Generación nostalgia

La nostalgia, o como dicen en las películas estadounidenses de una manera muy cursi: los viejos tiempos, es una sensación poderosa. Es muy placentero recordar los momentos felices: cuando eras niño o más joven. Una sensación que te asalta con facilidad en mitad de tu vida cotidiana: cuando vuelves a un sitio en el que hace mucho que no has estado o cuando reorganizas tu casa y das un repaso a las cosas que tienes. Una sensación placentera pero que puede ser un poco agridulce como todas las veces que removemos el zurrón de nuestro pasado.

A veces esa nostalgia muta en algo peor, en melancolía, haciendo que pienses una y otra vez en las maneras en que podías haber hecho las cosas. Algo que no creo que sea muy sano y que realmente es tirando a inútil porque el pasado ya no existe y no se puede cambiar. O quizás miramos la felicidad del pasado porque el presente no nos satisface y en vez de usarlo como apoyo y recordar como hemos sido de felices lo tomamos como algo que no nos va a pasar de nuevo.  Aunque luego esas intuiciones nos traicionen y nos demos cuenta de que en una semana es difícil cambiar algo pero en un año pueden cambiar muchísimas cosas.

A pesar de este comienzo un tanto más serio, realmente quería de hablar de algo un poco más lígero y frívolo, como son las cosas en este blog. Concretamente me refería a la generación nostalgia en la que nos está conviertiendo la televisión y sobre todo internet. Recuerdo cuando era adolescente y Guillermo Summers empezaba a dar un uso interesante y divertido a los tremendos archivos de Televisión Española con programas más bien humorísticos como Mitomanía o Lo que en tiempos se llevó, que nos enseñaban el mundo de nuestros padres o abuelos, de los que quedan muestras en la web de TVE.

Ese gusto por la tele antigua y la idea de aprovechar el inmenso caudal de sus archivos se ha traducido en otros programas que reciclan esas ideas con algo menos de gracia como Viaje al centro de la tele o ahora pseudodocumentales como Ochéntame. También hay ideas algo más refrescantes relacionadas solo con la música como Cachitos de hierro y cromo.

Pero quizá lo más representativo sea Cuéntame, clara copia española de la muy interesante y también nostálgica Aquellos maravillosos años, serie favorita de mi niñez y quizá para mí el inicio de esta carrera televisiva por la nostalgia, a la que se apuntan también las cadenas privadas en sus aniversarios y algunos programas de relleno, aunque carecen del inagotable fondo de la televisión pública.

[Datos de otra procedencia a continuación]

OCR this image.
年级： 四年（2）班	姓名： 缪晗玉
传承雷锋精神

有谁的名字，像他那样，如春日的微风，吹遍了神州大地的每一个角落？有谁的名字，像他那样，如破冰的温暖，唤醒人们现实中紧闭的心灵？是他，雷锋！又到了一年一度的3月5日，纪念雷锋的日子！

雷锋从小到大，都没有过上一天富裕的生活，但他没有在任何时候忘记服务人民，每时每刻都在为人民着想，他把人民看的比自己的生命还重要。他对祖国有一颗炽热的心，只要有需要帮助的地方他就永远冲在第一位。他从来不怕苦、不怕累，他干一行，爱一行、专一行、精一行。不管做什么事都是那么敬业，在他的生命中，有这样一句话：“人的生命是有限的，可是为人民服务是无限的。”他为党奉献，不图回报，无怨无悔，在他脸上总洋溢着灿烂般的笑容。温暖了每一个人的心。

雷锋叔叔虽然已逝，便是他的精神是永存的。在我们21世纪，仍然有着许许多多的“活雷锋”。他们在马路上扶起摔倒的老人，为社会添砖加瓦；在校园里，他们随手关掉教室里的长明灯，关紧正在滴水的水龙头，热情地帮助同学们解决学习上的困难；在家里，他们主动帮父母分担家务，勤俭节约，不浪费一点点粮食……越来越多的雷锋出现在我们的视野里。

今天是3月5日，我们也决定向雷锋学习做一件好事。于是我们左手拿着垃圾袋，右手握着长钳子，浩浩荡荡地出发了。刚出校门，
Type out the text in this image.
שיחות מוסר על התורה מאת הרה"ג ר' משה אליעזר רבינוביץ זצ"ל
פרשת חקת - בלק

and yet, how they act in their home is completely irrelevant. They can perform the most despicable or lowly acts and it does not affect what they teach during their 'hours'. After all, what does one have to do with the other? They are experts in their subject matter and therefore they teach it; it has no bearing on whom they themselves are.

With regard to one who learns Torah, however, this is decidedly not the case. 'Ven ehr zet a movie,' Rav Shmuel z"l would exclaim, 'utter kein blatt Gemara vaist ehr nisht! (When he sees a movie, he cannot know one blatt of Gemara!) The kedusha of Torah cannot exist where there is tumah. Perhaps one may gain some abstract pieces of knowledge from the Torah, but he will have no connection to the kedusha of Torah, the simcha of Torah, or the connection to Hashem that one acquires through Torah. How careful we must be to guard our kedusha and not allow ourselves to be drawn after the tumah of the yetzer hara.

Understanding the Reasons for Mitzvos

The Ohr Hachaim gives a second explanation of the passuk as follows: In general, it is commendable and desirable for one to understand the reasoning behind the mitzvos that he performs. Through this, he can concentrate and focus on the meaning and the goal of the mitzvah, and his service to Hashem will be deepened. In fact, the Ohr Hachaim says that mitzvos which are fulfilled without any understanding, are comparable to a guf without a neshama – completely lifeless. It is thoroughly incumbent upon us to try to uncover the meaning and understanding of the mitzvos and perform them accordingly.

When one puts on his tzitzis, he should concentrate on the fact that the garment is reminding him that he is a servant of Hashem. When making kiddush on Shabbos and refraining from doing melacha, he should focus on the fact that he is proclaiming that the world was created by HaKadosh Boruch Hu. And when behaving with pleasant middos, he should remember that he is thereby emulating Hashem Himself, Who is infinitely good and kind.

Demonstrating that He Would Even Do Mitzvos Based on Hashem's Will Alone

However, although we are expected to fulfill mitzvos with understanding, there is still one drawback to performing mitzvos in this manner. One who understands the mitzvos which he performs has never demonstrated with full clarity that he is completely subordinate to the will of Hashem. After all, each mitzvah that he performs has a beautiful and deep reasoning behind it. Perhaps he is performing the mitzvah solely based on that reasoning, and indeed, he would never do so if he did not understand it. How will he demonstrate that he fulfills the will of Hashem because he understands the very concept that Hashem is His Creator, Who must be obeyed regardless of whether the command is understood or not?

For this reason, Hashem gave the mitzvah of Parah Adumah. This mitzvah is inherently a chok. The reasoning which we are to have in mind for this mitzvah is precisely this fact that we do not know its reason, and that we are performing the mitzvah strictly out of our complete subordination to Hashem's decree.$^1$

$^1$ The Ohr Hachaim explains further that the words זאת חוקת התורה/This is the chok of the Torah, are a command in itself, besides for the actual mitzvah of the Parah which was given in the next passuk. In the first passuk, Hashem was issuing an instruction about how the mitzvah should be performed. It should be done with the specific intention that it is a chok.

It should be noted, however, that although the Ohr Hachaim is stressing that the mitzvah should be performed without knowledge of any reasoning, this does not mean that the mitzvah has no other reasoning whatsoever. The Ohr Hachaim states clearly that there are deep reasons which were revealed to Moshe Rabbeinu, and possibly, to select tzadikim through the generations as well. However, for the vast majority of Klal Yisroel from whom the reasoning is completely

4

Sin embargo, esta segunda hornada de nostalgia televisiva, con tantas referencias a los ochenta, sea en programas y series, sea en anuncios, creo que ha venido de la mano de los sitios retro de internet. Y es que era muy goloso hacer recopilaciones de nuestra infancia como empezó en tiempos el señor Viruete en algunos de sus artículos —aunque ahora odia un poco a los mitoplastas ochenteros y tiene la teoría de que los ochenta son un agujero negro que lleva desde los setenta hasta bien entrados los noventa— o cuando GonzoTBA nos recordaba al Equipo A una y otra vez en su blog cuando todavía nos hacía reír. O ahora el exitazo que tienen blogs como Yo fui a EGB que han sacado dos libros simplemente enseñándonos cosas de nuestra infancia mientras nos preguntaban si nos acordábamos, como otros cuantos miles de entradas en cientos de miles de blogs, aunque no sé muy bien por qué han conseguido ese éxito. No tengo muy trabajada la blogosfera en inglés en estos temas, pero supongo que será parecido y habrá empezado antes, como casi todas las modas que llegan a España.

Parece que todo es un festival de recordar, pero además se recuerda siempre lo mismo, parece que no avanza y ahora en pleno 2015 no da la sensación de que intenten recordar demasiado cosas de los noventa. Parece que prefieran seguir recordando cosas de los ochenta, setenta o sesenta mientras el tiempo sigue pasando y nosotros recordamos en vez de vivir. Recordando y viviendo en el mismo bucle, en un presente volcado en un pasado más o menos remoto, sin traer aire nuevo. Y es que un poco de nostalgia y recuerdo es bueno, pero esa intensidad hace que no te preocupes por el presente y vivir.